There is something very intoxicating about Friday Night Lights. I knew this before, I guess, but this is the ultimate test. Although a mere check of my ‘About’ page would tell readers of this post that there’s something amiss with my doing this review, I just can’t help it. Even with too many shows by half already on my schedule, and numerous real life commitments, it is not within my level of will power to wait until whenever NBC decides that they’re going to run the third season of Friday Night Lights.
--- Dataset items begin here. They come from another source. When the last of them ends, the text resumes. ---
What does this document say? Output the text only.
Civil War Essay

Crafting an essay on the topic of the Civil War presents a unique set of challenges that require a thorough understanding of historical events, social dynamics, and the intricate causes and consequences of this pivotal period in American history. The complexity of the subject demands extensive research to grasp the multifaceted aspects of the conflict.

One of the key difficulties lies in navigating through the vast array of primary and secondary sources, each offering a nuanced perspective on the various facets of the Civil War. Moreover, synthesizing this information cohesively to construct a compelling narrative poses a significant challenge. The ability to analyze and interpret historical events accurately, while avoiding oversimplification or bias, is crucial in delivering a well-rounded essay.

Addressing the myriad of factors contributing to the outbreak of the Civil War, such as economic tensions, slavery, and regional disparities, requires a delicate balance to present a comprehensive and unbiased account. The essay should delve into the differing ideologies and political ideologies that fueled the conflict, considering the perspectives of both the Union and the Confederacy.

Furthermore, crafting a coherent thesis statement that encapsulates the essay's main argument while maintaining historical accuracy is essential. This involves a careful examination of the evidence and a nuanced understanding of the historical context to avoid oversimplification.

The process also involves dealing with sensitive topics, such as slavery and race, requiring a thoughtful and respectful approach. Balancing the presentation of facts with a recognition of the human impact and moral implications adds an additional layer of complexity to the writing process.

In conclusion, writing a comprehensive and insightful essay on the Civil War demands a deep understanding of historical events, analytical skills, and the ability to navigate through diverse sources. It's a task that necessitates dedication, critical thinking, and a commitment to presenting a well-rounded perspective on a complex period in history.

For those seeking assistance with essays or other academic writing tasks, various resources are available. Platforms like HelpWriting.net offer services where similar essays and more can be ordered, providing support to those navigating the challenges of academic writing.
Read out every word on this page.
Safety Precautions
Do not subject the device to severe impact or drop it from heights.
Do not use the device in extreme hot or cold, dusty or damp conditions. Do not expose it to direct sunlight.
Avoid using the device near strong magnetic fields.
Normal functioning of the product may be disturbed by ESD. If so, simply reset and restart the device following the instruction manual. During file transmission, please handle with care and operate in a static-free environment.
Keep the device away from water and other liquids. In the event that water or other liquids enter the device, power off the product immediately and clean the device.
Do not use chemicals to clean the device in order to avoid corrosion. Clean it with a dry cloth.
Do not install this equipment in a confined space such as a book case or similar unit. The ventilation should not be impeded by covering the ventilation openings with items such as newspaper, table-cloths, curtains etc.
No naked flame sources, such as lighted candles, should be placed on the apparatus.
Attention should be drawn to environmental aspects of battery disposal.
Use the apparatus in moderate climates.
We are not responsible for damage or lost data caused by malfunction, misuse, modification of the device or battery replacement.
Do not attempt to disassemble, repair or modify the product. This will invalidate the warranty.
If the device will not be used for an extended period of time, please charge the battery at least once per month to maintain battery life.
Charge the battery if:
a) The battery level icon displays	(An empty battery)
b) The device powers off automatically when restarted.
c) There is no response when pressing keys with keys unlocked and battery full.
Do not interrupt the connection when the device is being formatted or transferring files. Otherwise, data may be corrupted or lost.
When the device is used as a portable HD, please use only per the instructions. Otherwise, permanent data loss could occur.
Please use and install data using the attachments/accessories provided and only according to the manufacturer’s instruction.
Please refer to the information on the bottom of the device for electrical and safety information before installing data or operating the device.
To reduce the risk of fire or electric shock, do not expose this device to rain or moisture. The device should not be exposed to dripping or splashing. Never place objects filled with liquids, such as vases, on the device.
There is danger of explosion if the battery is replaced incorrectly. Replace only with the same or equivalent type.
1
The DirecTV exclusivity deal is designed to save the series, to give it one last chance to prove itself within a more financially viable model, and I hate to be “part of the problem” when it comes to the effectiveness of this model. But, I want to live in a world where that deal doesn’t exist, or doesn’t need to: the show itself was in enough of a creative rut last season that seeing whether Jason Katims can prove himself is more than enough to drive me to dig into the show’s third season premiere.

What I found in “I Knew You When” was vintage FNL, a show that seems to have returned to a less convoluted and ultimately more effective structure. While many of the season’s clear trajectories are left mostly untouched in the premiere (Saracen, in particular, gets short-shifted something fierce), what we see is a very common theme: much as with the show’s chances for a fourth season (or an extension of the existing order), there are those who think that it can’t be done, and those who hold out hope for something better. To put it into football terms, something the show smartly does this season, there’s a lot of people thinking about calling a Hail Mary, and that has created an environment rife with an excitement about the future – and even if the show never gets to see it, watching the characters move towards the end of the tunnel seems like it will be worth it.

[If you are amongst those waiting until the show airs on NBC, first off I admire your willpower. Second, I will be discussing the episode in detail, so feel free to view this all-too tempting opening as your sign that the show is on the right track to start off.]